My Three Books: Eric Austin Lee Edition

My Three Books: Eric Austin Lee Edition December 13, 2013

Eric Austin Lee

Feast of St Lucy

13 December 2013

On the Edge of Elfland

West Sacramento, California

Dear Friends and Family,

David has kindly sent out a call for our ‘My 3 Books’, in the spirit of Theology Studio‘s tradition of asking its interviewee’s which 3 books have had the most profound affect upon them theologically. Such decisions are always incredibly difficult ones, and I could add at least another ten books to this list, but, if one were to have to choose, I think this is where I would start: Practice in Christianity, by Anti-Climacus / Soren Kierkegaard, translated and edited by Howard V. Hong and Edna H. Hong (Princeton: Princeton University Press, 1991).

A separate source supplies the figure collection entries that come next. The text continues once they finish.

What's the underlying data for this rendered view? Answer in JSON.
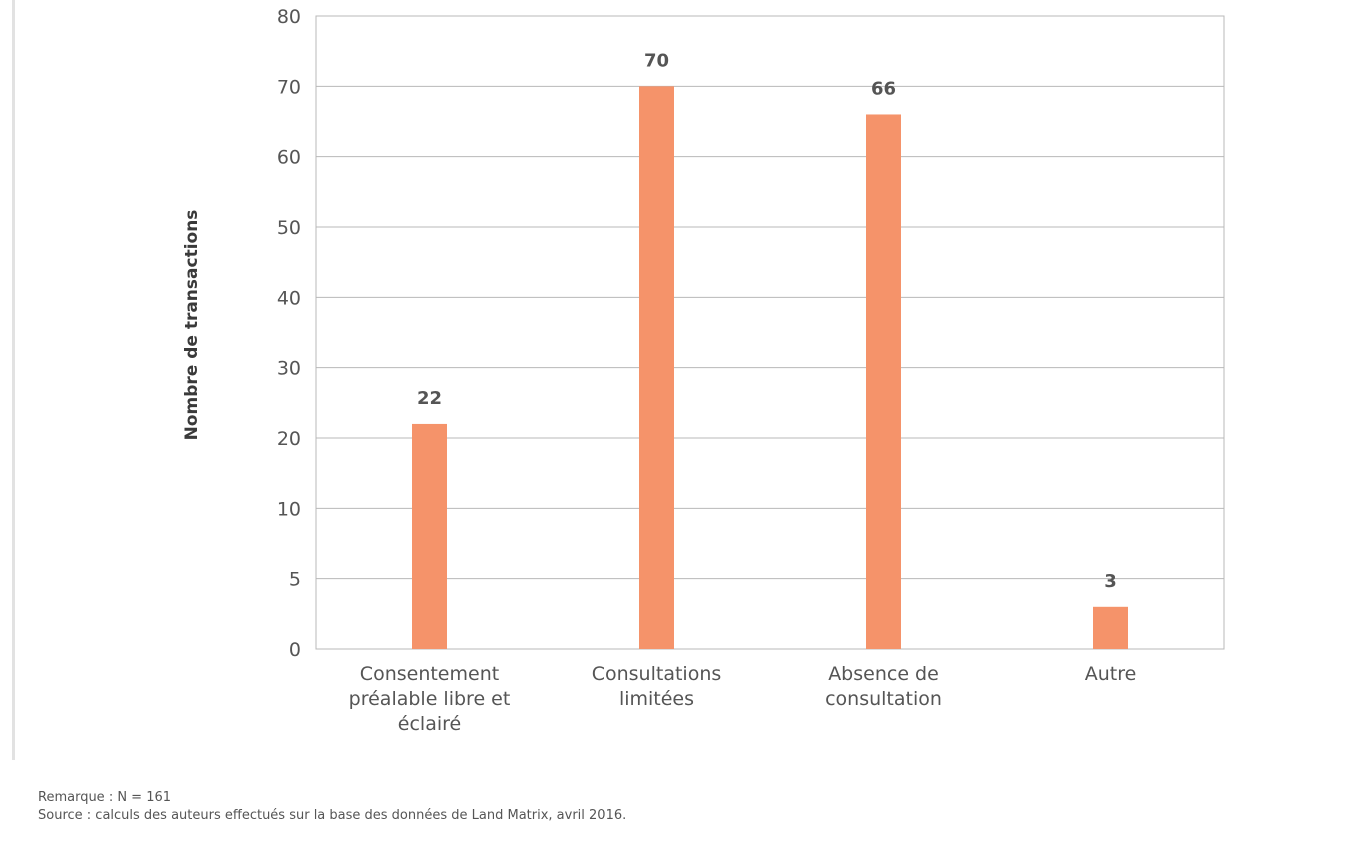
{
  "chart_data": {
    "type": "bar",
    "categories": [
      [
        "Consentement",
        "préalable libre et",
        "éclairé"
      ],
      [
        "Consultations",
        "limitées"
      ],
      [
        "Absence de",
        "consultation"
      ],
      [
        "Autre"
      ]
    ],
    "values": [
      22,
      70,
      66,
      3
    ],
    "data_labels": [
      "22",
      "70",
      "66",
      "3"
    ],
    "ylabel": "Nombre de transactions",
    "yticks": [
      0,
      5,
      10,
      20,
      30,
      40,
      50,
      60,
      70,
      80
    ],
    "ylim": [
      0,
      80
    ],
    "grid": true,
    "bar_color": "#f5936a",
    "grid_color": "#b8b8b8"
  },
  "notes": {
    "remark": "Remarque : N = 161",
    "source": "Source : calculs des auteurs effectués sur la base des données de Land Matrix, avril 2016."
  }
}
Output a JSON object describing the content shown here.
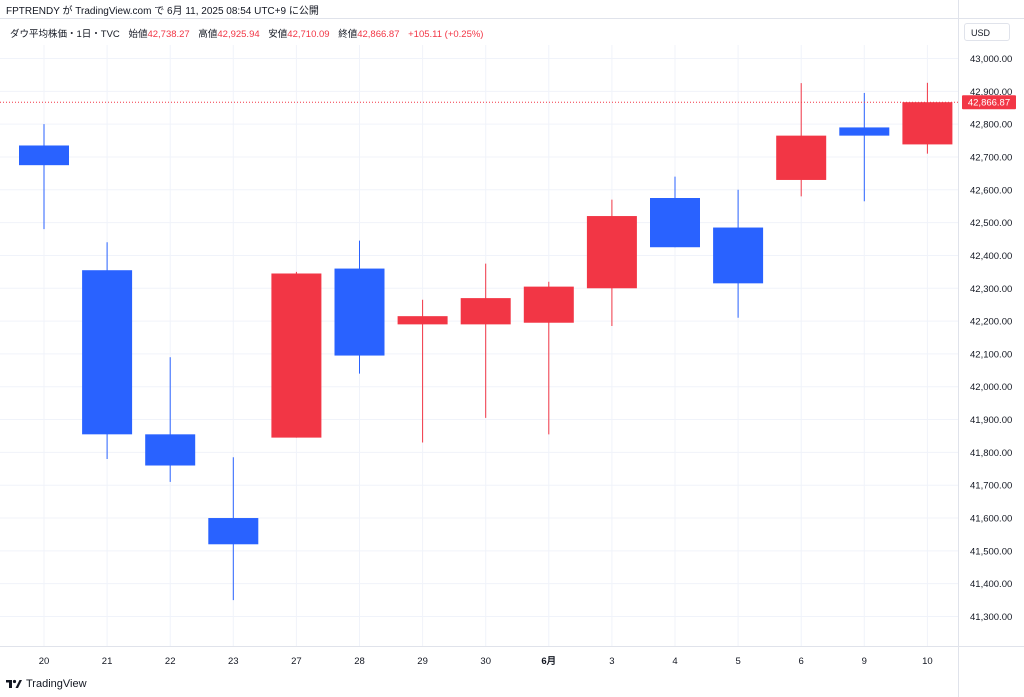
{
  "header": {
    "author": "FPTRENDY",
    "ga": "が",
    "site": "TradingView.com",
    "de": "で",
    "datetime": "6月 11, 2025 08:54 UTC+9",
    "ni": "に公開"
  },
  "legend": {
    "symbol": "ダウ平均株価・1日・TVC",
    "open_label": "始値",
    "open": "42,738.27",
    "high_label": "高値",
    "high": "42,925.94",
    "low_label": "安値",
    "low": "42,710.09",
    "close_label": "終値",
    "close": "42,866.87",
    "change": "+105.11 (+0.25%)"
  },
  "currency_button": "USD",
  "footer": {
    "brand": "TradingView",
    "logo": "tradingview-logo-icon"
  },
  "colors": {
    "up": "#f23645",
    "down": "#2962ff",
    "grid": "#f0f3fa",
    "text": "#131722",
    "last": "#f23645"
  },
  "chart_data": {
    "type": "candlestick",
    "last_price_label": "42,866.87",
    "last_price": 42866.87,
    "ylim": [
      41220,
      43080
    ],
    "y_ticks": [
      41300,
      41400,
      41500,
      41600,
      41700,
      41800,
      41900,
      42000,
      42100,
      42200,
      42300,
      42400,
      42500,
      42600,
      42700,
      42800,
      42900,
      43000
    ],
    "y_tick_labels": [
      "41,300.00",
      "41,400.00",
      "41,500.00",
      "41,600.00",
      "41,700.00",
      "41,800.00",
      "41,900.00",
      "42,000.00",
      "42,100.00",
      "42,200.00",
      "42,300.00",
      "42,400.00",
      "42,500.00",
      "42,600.00",
      "42,700.00",
      "42,800.00",
      "42,900.00",
      "43,000.00"
    ],
    "x_labels": [
      "20",
      "21",
      "22",
      "23",
      "27",
      "28",
      "29",
      "30",
      "6月",
      "3",
      "4",
      "5",
      "6",
      "9",
      "10"
    ],
    "candles": [
      {
        "label": "20",
        "open": 42735,
        "high": 42800,
        "low": 42480,
        "close": 42675
      },
      {
        "label": "21",
        "open": 42355,
        "high": 42440,
        "low": 41780,
        "close": 41855
      },
      {
        "label": "22",
        "open": 41855,
        "high": 42090,
        "low": 41710,
        "close": 41760
      },
      {
        "label": "23",
        "open": 41600,
        "high": 41785,
        "low": 41350,
        "close": 41520
      },
      {
        "label": "27",
        "open": 41845,
        "high": 42350,
        "low": 41845,
        "close": 42345
      },
      {
        "label": "28",
        "open": 42360,
        "high": 42445,
        "low": 42040,
        "close": 42095
      },
      {
        "label": "29",
        "open": 42190,
        "high": 42265,
        "low": 41830,
        "close": 42215
      },
      {
        "label": "30",
        "open": 42190,
        "high": 42375,
        "low": 41905,
        "close": 42270
      },
      {
        "label": "6月",
        "open": 42195,
        "high": 42320,
        "low": 41855,
        "close": 42305
      },
      {
        "label": "3",
        "open": 42300,
        "high": 42570,
        "low": 42185,
        "close": 42520
      },
      {
        "label": "4",
        "open": 42575,
        "high": 42640,
        "low": 42425,
        "close": 42425
      },
      {
        "label": "5",
        "open": 42485,
        "high": 42600,
        "low": 42210,
        "close": 42315
      },
      {
        "label": "6",
        "open": 42630,
        "high": 42925,
        "low": 42580,
        "close": 42765
      },
      {
        "label": "9",
        "open": 42790,
        "high": 42895,
        "low": 42565,
        "close": 42765
      },
      {
        "label": "10",
        "open": 42738.27,
        "high": 42925.94,
        "low": 42710.09,
        "close": 42866.87
      }
    ]
  }
}
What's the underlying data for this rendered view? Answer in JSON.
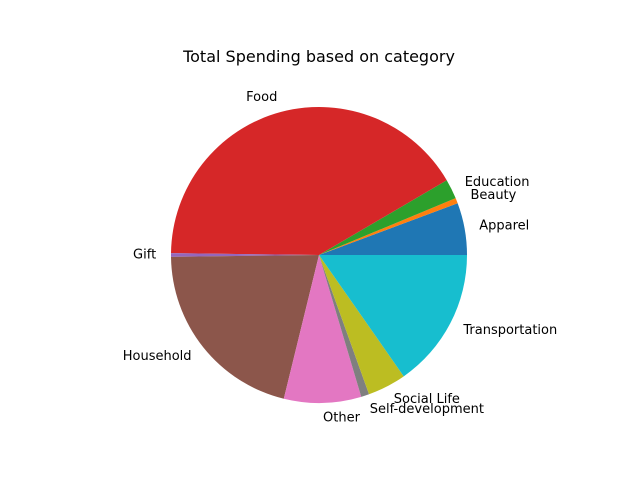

I first read this during my MA at PLNU, under the direction of Professor Mike Lodahl. It was an exhilarating read, not only for its critique of ‘established Christianity’, but also because this book in many ways sums up Kierkegaard’s thought in a pseudonym that is even ‘higher’ than he is able to personally achieve.  A later book, Practice in Christianity also combines his critical, pseudonomous style with the ‘upbuilding discourse’-style as the latter part of the book consists of meditations on Scripture, much like those found in Eighteen Upbuilding Discourses and Words of Love (amongst others). One of my favourite meditations on Scripture is his series of discourses on John 12:32. The creativity and inspiration behind these Scriptural meditations are some of the brightest guideposts in the tradition. For me, primarily, the energy and passion about what it means to be a Christian for Anti-Climacus has shaped a great deal of my own journey: Christianity is not meant to be an easy life, for the way of the Cross is a difficult one, and anything which says otherwise “abolishes Christianity!”

Genealogy of Nihilism: Philosophies of Nothing and the Difference of Theology, by Conor Cunningham (London: Routledge, 2002).

I distinctly remember where I was when I finished this book: on my lunch hour at a Mexican food restaurant in San Diego next to the I-5 freeway. It stuck with me because, when I finished this book, I’d never read anything else like it. Yes, I had just finished John Milbank’s wonderful Theology and Social Theory, but, even though it was one of the most difficult books I had ever read at that point, something about this work really struck me. The combination of very dense philosophy on the one hand with beautiful theological prose on the other, alongside such a variety of sources that I wouldn’t have regularly thought was possible. But beyond stylist remarks, it was Cunningham’s vision of proposing a theological alternative to the logic of nihilism that, contrary to most un-nuanced accounts by his detractors, is not simply one that argues that theology is ‘better’ than nihilism; rather, he shows that both nihilism and theology begin with accounts of nothingness: the former cannot stand upon it’s own edifice and ultimately becomes intelligible, while the latter Christian account is primarily one of gift that, out of nothing, God creates. On the one hand, such a logic is simple, but as it is not a ‘simplistic’ one, it is also the kind of account that takes a lifetime — an eternity, even — to understand, needing constant education (to echo Luigi Giussani). Those who know me will know I’m very indebted to Cunningham’s wide-ranging approach and style, not to mention the fact that he was my Doktorvater, so this book will always stay with me. I return to it often, if just for the bibliography alone!

Plato’s Critique of Impure Reason: On Goodness and Truth in the Republic, by D. C. Schindler (Washington, D. C.: Catholic University of America Press, 2008).

It is hard to imagine that a book on Plato like this exists. I’ve read a lot of scholarship on Plato and Socrates, and while some of it is very good and most of it is rather boring, this book stands out like no other. It is the kind of philosophical book where — and not only because I know the author’s theological commitments and indebtedness to Hans Urs von Balthasar — one can see the theological transcendence brimming from every chapter, without even mentioning Christ or Scripture. It takes a mind attuned to the beautiful to be able to read off of philosophical texts (eg, the ‘book of nature’, so to speak) and see a reality resplendent with the light of the Good, all while still maintaining a high standard of scholarship. All of this is prolegomena to say that D. C. Schindler’s work sums up a recent current to extricate Plato from the usual crude ‘dualisms’ with which he is accused. It can be summed up as a kind of ‘third way’ approach, one that argues not through analytic readings of the typical ‘What is F?’ arguments, but through an interpretation which attempts to order Plato’s works toward not just the Republic, but under Plato’s understanding of the Good itself. In this reading, the reader is reminded that Socrates, as the ‘stand-in’ for the Good, always returns to the cave in order to ‘save the appearances’. It is not a gnostic flight from the flesh into the transcendent forms, but an argument for understanding the particular at all, illuminated by the light of the Good.